Я вспомнил Таэн. Вокула мастерски сместил акценты, но в сути был прав: если рядом сильный феодал — забудь про гильдию. На него и будешь работать. А если сделаешь больше — он и продаст. Так зачем делать больше?
Даже если где-то появляются «крепкие хозяйственники», которые позволяют на своей земле создавать предприимчивым людям артели, то на длинной дистанции их всё равно прижимают к ногтю. Либо душат рэкетом, либо отбирают в прямую собственность. Чего далеко ходить — все мукомольные мельницы во владениях Итвис принадлежат Итвис, и арендаторы обязаны молоть муку только на них. Вот только я никогда не слышал, чтобы мы их строили. Если даже мельница принадлежит какому-нибудь умнику, построившему её под стенами замка — это ровно до тех пор, пока она не станет мельницей самого замка. Что неизбежно, как восход солнца. Разве что продолжительность этой свободы предпринимательства величина переменная.
— Здесь же, — он сделал широкий жест рукой, будто обводя весь Караэн, — этот… как вы сказали, мой сеньор, «механизм» может жить. Потому что только здесь механизм имеет смысл. Только здесь торговые пути сходятся так, что ткань, сотканная в одном квартале, может быть продана через день в порту Отвина. Хоть и отгружена будет через неделю, а то и месяц. Только здесь купец готов вложиться в вал, шестерню и… как вы сказали, сеньор Магн? Кулачковый…? Не суть. Это возможно, потому что завтра этот кулак принесёт ему десятикратную прибыль. И только здесь есть столько золота, что можно продать сразу тысячу отрезов.
Я попытался спорить, скорее из упрямства.
— Разве не очевидно, что это облегчает жизнь? Можно ведь переложить много трудной, но рутинной работы на ветер и воду. Например, чтобы пилить доски. Разве это не удобно? Я заметил, как дорого они стоят. И это не только за само дерево — ты платишь пильщику за десяток почти столько же, сколько плотнику за месяц…
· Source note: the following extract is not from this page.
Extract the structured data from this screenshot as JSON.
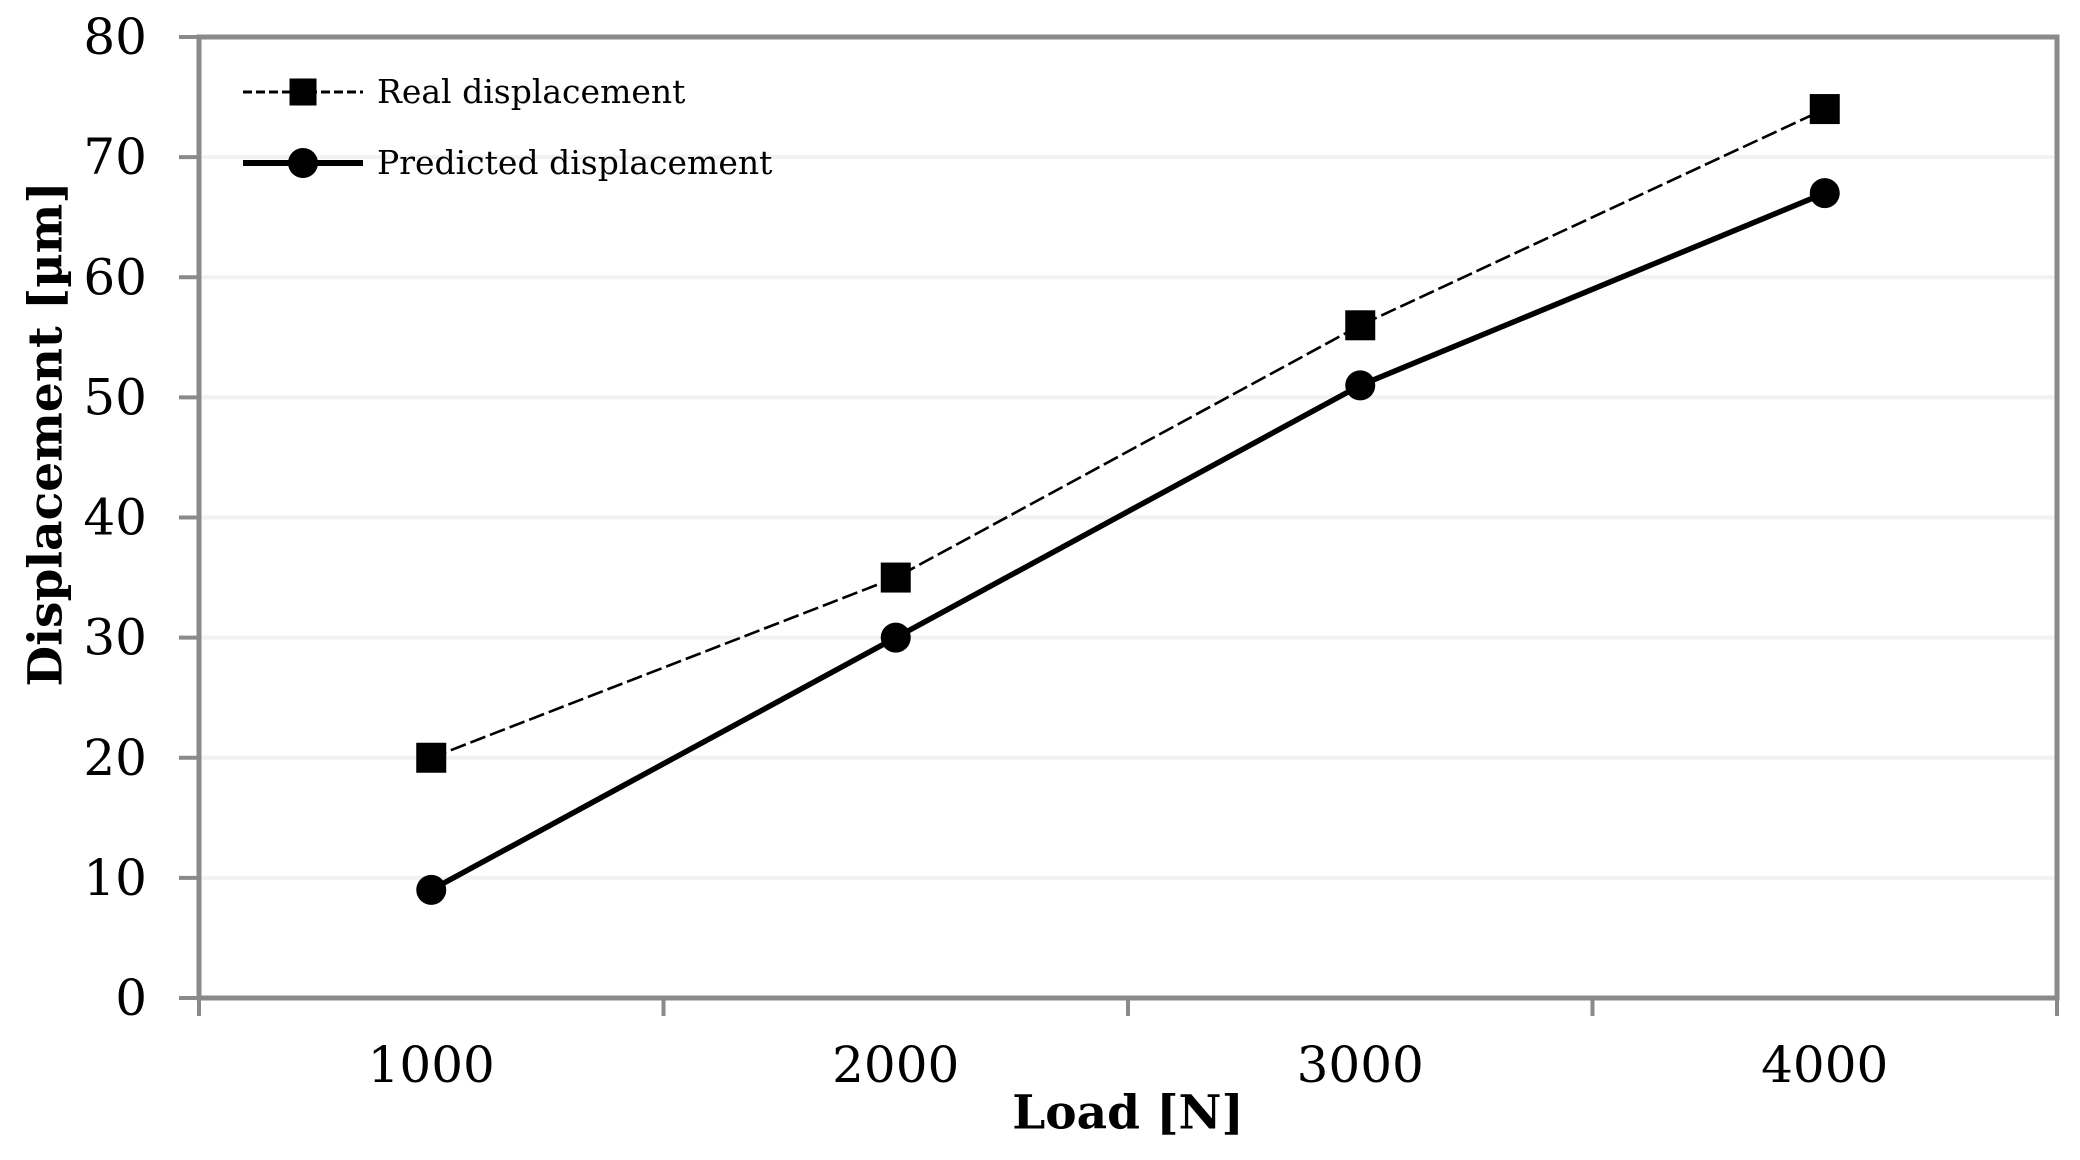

Я сильно преувеличил. И сделал паузу, пытаясь подобрать, как бы себя поправить так, чтобы не выглядеть дураком. Тяжело, когда ты умный, но звучишь тупо. Вокула, похоже, решил, что я жду ответа, и заговорил:
— Возможно. Но так ли часто такой труд дороже, чем постройка целой мельницы? А ведь за ней ещё нужно следить, ухаживать… Это работа не для одного, и даже не для двух. Так уж не лучше ли те же три человека просто сделают столько, сколько нужно, и может, даже лучше?
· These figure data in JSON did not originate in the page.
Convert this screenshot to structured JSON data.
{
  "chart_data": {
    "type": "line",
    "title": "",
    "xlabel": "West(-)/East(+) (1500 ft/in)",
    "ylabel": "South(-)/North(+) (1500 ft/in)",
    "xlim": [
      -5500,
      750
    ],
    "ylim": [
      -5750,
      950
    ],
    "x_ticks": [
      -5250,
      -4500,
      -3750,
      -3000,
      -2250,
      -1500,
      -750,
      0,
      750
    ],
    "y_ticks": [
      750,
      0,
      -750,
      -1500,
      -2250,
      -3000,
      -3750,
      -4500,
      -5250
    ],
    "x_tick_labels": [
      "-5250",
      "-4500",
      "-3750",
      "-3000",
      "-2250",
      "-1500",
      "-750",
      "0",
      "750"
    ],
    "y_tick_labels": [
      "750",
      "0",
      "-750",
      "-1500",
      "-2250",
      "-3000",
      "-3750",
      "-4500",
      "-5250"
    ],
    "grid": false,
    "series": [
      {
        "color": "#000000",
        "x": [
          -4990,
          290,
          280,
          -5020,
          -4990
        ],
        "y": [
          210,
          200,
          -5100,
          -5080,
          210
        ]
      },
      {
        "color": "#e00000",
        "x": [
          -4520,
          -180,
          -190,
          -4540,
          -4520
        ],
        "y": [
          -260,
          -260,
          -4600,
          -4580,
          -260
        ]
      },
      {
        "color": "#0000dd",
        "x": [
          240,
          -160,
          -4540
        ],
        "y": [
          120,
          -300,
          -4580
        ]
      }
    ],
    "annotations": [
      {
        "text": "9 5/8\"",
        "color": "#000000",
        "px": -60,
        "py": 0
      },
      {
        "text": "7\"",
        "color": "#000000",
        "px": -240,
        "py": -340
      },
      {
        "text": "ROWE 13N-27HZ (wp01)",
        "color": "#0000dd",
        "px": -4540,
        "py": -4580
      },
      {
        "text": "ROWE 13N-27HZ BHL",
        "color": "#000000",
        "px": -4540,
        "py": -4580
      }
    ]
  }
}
Я тяжело вздохнул. Ну да. Хоть по местным меркам я развернул прямо-таки огромное строительство — даже это бы не окупило постройку лесопилки. Возможно, если бы это было на целый город… Или, лучше, на контадо. Нет, Вокула прав. Те, у кого нет денег, сделают всё сами. Те, у кого есть — наймут мастера. Не получится у меня тут Икею открыть.
— Поверьте, милорд, — сказал он, глядя мне прямо в глаза, — такие гильдии не могут выжить в горах. Не могут пустить корни в деревне. Они не могут родиться даже в Таэне, где всё зависит от милости одного или троих. Только здесь — в Караэне. Или, может быть, ещё в Отвине, где море делает купца таким же важным, как герцог.
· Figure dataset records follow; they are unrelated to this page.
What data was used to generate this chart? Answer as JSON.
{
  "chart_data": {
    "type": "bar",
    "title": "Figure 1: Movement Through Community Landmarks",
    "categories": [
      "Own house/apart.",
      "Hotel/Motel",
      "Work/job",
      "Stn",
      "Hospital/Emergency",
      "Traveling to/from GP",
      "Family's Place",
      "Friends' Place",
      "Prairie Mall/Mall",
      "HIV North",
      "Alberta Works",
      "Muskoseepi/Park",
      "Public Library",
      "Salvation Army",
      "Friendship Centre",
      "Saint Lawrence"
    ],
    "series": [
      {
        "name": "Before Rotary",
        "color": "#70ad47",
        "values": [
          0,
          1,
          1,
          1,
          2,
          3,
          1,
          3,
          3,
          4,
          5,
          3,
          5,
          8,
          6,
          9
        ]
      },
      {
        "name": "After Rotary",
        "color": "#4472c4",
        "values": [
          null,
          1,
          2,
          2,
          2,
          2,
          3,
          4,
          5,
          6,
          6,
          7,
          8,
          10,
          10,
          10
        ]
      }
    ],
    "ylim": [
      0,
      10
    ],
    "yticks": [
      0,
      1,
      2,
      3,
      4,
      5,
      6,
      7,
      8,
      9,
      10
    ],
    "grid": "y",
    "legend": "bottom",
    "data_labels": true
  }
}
Он замолчал. А я слушал. Смотрел. И в голове у меня всё звенело: кулачки, ремни, меха, рычаги. Толпы рабочих. Вокула и прав, и не прав.
Очень трудно каждому крестьянину в Таэне или Королевстве продать кусок сносного караэнского сукна или штампованный серп. Не довезти. Это слишком дорого и долго. Если в повозку, запряжённую быком, положить сено и кормить его им — он сожрёт свой груз через дней пять. Поэтому так трудно водить армии — все эти тягловые животные постоянно хотят жрать. И даже если под ногами трава, им нужно часами пастись. Поэтому боевых коней кормят пшеном и фруктами — иначе просто не будет времени на них ездить. Да Коровка бы и не наел такую стать на сене. А чем крестьянин расплатится? Брюквой?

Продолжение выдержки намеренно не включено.